Por Nikkei Asia — Tóquio
16/12/2022 11h21 Atualizado há 2 dias
A guerra da Rússia contra a Ucrânia e o risco de uma invasão da China em Taiwan fizeram com que o Japão alterasse a diretriz de defesa nacional, estabelecida após a Segunda Guerra Mundial, para construir um sistema de defesa independente, que não dependa apenas das forças armadas dos Estados Unidos. As novas metas de defesa do Japão foram divulgadas nesta sexta-feira.
Os documentos, como o “Estratégia de Segurança Nacional” (NSS, na sigla em inglês), estabelecem políticas para aumentar os gastos com defesa para 2% do produto interno bruto e adquirir capacidade de contra-ataque para atingir os locais de lançamento de mísseis inimigos, algo que era estritamente proibido para o país após o termos de rendição da Segunda Guerra Mundial.
O NSS diz que o Japão está “no meio do ambiente de segurança mais periclitante do pós-guerra” e enfatiza que enfrenta as ameaças da Coreia do Norte e da China, que vem lançando mísseis perto do país. O jornal diz que o Japão “preparará uma base sólida para o pior cenário”.
A revisão das diretrizes também afirmam que o centro do poder global está “mudando para a região da Ásia-Pacífico”. Os documentos advertem, sem citar nomes, que “alguns países” estão tentando aumentar sua influência e exercer pressão econômica sobre outras nações, restringindo as importações de recursos naturais.
“O ambiente de segurança em torno do Japão está mudando rapidamente”, disse o primeiro-ministro Fumio Kishida em entrevista coletiva após a aprovação dos documentos. “Cumprirei resolutamente minha missão como primeiro-ministro de proteger e defender a nação e o povo diante de um ponto de virada na história”.
Kishida explicou que o governo realizou uma simulação para entender se as capacidades de defesa existentes eram suficientes para proteger o país. “Meu entendimento é que a capacidade atual não é suficiente”, disse ele, acrescentando que o Japão precisa se fortalecer em certas áreas, como contra-ataques. Kishida também enfatizou que o país precisa fortalecer suas defesas cibernéticas, pois “a linha entre contingência e tempo de paz está se tornando cada vez mais tênue”.

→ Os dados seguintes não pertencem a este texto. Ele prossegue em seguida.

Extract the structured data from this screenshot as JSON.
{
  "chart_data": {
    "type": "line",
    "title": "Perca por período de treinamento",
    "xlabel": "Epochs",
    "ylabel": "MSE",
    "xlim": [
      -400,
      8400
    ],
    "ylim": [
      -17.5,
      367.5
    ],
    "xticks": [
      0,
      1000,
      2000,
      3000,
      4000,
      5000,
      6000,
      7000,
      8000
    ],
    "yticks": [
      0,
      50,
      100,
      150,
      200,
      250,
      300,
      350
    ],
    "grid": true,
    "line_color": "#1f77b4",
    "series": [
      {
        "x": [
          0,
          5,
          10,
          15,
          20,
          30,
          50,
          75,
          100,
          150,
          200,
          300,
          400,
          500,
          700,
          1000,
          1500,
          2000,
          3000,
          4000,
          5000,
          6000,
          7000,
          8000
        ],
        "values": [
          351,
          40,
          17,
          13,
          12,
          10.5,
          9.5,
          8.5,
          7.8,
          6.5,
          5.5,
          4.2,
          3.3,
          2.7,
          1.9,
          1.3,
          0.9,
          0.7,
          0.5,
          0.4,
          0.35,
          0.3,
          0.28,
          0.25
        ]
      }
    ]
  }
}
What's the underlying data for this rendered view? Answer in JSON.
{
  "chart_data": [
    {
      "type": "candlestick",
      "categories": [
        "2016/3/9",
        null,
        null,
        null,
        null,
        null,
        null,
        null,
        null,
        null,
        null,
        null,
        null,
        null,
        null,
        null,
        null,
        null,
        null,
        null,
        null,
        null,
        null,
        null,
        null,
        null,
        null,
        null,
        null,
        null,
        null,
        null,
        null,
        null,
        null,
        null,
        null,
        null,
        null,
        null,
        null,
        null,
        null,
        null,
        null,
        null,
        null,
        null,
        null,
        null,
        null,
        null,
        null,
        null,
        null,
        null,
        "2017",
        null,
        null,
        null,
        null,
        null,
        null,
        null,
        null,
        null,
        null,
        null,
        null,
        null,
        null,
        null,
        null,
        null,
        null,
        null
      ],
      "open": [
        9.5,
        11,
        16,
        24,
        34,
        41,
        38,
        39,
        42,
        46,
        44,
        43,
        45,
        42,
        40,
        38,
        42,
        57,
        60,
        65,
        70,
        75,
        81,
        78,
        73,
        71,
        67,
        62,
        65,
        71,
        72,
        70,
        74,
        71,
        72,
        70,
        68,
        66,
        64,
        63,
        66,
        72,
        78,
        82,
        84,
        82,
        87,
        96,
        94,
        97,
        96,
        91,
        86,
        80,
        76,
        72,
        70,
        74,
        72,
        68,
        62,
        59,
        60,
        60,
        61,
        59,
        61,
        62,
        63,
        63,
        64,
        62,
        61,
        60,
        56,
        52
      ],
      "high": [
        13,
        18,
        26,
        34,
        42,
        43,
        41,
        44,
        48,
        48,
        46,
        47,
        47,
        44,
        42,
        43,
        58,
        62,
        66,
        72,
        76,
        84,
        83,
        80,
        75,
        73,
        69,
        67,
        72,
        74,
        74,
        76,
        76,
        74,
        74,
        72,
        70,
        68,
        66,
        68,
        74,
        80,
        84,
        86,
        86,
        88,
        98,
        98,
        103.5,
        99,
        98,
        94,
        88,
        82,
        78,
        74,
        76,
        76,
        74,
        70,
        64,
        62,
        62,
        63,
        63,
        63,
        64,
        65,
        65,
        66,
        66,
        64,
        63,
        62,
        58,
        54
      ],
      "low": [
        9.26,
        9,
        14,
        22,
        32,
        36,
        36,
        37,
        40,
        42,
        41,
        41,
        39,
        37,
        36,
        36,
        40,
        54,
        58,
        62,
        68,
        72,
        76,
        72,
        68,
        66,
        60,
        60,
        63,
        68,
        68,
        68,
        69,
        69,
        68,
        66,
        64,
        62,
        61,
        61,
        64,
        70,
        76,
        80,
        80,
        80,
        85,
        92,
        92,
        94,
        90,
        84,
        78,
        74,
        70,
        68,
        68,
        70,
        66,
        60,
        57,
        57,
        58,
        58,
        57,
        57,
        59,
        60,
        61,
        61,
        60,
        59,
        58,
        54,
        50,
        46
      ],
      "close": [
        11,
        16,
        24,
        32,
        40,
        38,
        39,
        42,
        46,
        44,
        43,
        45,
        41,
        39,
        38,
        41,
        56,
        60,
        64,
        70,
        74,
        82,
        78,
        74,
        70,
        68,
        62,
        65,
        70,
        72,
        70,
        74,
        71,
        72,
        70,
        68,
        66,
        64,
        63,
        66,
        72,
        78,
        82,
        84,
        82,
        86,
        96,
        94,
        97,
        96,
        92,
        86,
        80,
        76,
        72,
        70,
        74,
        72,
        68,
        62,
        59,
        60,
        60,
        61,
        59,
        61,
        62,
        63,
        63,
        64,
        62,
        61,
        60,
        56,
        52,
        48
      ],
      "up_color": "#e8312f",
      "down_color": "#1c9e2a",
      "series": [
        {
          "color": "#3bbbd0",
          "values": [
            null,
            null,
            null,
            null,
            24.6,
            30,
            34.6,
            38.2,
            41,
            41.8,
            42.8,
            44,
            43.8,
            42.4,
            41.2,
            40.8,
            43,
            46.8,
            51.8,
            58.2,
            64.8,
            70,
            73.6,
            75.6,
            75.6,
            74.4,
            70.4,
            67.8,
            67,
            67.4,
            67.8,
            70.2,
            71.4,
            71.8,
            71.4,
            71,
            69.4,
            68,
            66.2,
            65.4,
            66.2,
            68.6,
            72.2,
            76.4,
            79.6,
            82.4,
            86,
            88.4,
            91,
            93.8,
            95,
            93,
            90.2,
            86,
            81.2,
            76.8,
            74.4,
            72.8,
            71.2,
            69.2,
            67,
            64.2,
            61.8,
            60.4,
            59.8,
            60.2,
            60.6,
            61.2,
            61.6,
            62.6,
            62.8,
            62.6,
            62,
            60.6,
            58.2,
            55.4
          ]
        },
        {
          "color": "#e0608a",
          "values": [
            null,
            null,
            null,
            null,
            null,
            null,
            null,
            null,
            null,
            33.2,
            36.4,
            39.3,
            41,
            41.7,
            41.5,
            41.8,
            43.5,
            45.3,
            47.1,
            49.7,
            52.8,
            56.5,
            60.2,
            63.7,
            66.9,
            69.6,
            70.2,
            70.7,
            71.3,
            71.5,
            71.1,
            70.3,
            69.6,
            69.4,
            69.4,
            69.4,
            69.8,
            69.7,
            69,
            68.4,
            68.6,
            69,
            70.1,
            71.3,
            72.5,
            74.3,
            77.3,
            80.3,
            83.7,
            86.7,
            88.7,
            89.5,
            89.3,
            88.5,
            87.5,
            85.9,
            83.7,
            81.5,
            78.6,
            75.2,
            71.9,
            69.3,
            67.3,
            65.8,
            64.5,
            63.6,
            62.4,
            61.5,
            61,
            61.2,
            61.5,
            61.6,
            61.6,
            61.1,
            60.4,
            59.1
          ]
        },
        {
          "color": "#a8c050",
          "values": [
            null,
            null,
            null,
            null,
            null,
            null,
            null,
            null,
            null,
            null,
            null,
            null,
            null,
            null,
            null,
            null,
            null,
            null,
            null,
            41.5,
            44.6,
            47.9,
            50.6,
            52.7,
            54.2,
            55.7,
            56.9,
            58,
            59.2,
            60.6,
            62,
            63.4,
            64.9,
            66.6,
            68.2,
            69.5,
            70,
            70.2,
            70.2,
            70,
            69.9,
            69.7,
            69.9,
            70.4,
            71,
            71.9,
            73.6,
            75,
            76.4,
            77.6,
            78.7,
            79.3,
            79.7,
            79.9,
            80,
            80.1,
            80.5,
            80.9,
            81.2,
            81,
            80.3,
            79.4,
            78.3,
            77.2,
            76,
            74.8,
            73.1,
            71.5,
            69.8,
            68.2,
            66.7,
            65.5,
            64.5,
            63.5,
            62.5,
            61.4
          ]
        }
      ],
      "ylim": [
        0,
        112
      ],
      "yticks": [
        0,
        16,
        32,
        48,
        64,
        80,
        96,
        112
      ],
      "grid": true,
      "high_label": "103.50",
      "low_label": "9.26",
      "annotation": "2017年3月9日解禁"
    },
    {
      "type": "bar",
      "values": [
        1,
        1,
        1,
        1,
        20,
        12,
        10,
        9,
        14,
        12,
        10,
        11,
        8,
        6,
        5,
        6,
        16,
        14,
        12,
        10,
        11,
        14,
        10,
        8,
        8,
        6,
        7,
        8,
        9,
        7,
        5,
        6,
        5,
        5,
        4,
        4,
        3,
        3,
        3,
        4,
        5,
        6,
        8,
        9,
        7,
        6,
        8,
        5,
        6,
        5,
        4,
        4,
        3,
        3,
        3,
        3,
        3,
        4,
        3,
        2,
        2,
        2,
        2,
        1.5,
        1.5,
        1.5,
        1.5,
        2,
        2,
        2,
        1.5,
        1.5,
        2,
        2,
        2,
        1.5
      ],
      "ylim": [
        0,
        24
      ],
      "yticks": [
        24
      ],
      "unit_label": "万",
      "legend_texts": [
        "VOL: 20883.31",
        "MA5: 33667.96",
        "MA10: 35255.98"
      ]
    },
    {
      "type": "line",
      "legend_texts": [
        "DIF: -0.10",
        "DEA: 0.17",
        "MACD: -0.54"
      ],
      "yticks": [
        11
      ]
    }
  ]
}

O NSS, documento que estabelece as diretrizes para a política de diplomacia e defesa do Japão, foi revisado pela primeira vez desde que foi criado em 2013. Os outros dois documentos, a “Estratégia de Defesa Nacional” e o “Plano de Desenvolvimento da Força de Defesa”, receberam novos nomes.
O governo japonês criou suas primeiras “Diretrizes do Programa de Defesa Nacional” em 1976 em meio ao arrefecimento das tensões da Guerra Fria. O novo NSS se afasta do “Conceito Básico de Força de Defesa”, criado na época e que visava um desenvolvimento equilibrado e mínimo da força de defesa.
O Artigo 9 da constituição pós-guerra do Japão afirma: “O povo japonês renuncia para sempre à guerra como um direito soberano da nação e à ameaça ou uso da força como meio de resolver disputas internacionais” e “O direito de beligerância do estado não será reconhecido”.
Ganhar capacidade de contra-ataque é um aspecto fundamental da revisão das políticas de defesa do Japão e subverte a política anterior de “não ter meios para atacar um país adversário”.
O uso de contra-ataques é definido como “as medidas mínimas necessárias de autodefesa” e se limita a “alvos militares”, como bases de mísseis. O governo expandirá sua gama de mísseis produzidos internamente e comprará mísseis de cruzeiro Tomahawk fabricados nos EUA.
Sob a aliança entre Japão e EUA, Tóquio confiou em Washington para sua capacidade de contra-ataque, com os EUA desempenhando o papel de “lança” e o Japão de “escudo”. A estratégia das Forças de Autodefesa do Japão para os próximos anos passará a focar em um sistema de defesa antimísseis de interceptação para “defesa aérea e antimísseis integrada”.
Diante das repetidas invasões da China nas águas territoriais japonesas ao redor das Ilhas Senkaku (conhecidas como Ilhas Diaoyu na China), o NSS observa que a China representa o “maior desafio estratégico já enfrentado”.
Questionado na entrevista coletiva sobre sua visão sobre a China, Kishida também usou a palavra “desafio” para descrever a atitude recente de Pequim em relação à ordem internacional. Ao mesmo tempo, o primeiro-ministro reconheceu que o Japão e a China têm “uma responsabilidade importante” na região do Indo-Pacífico e que é “indispensável” que os vizinhos construam uma relação estável e construtiva.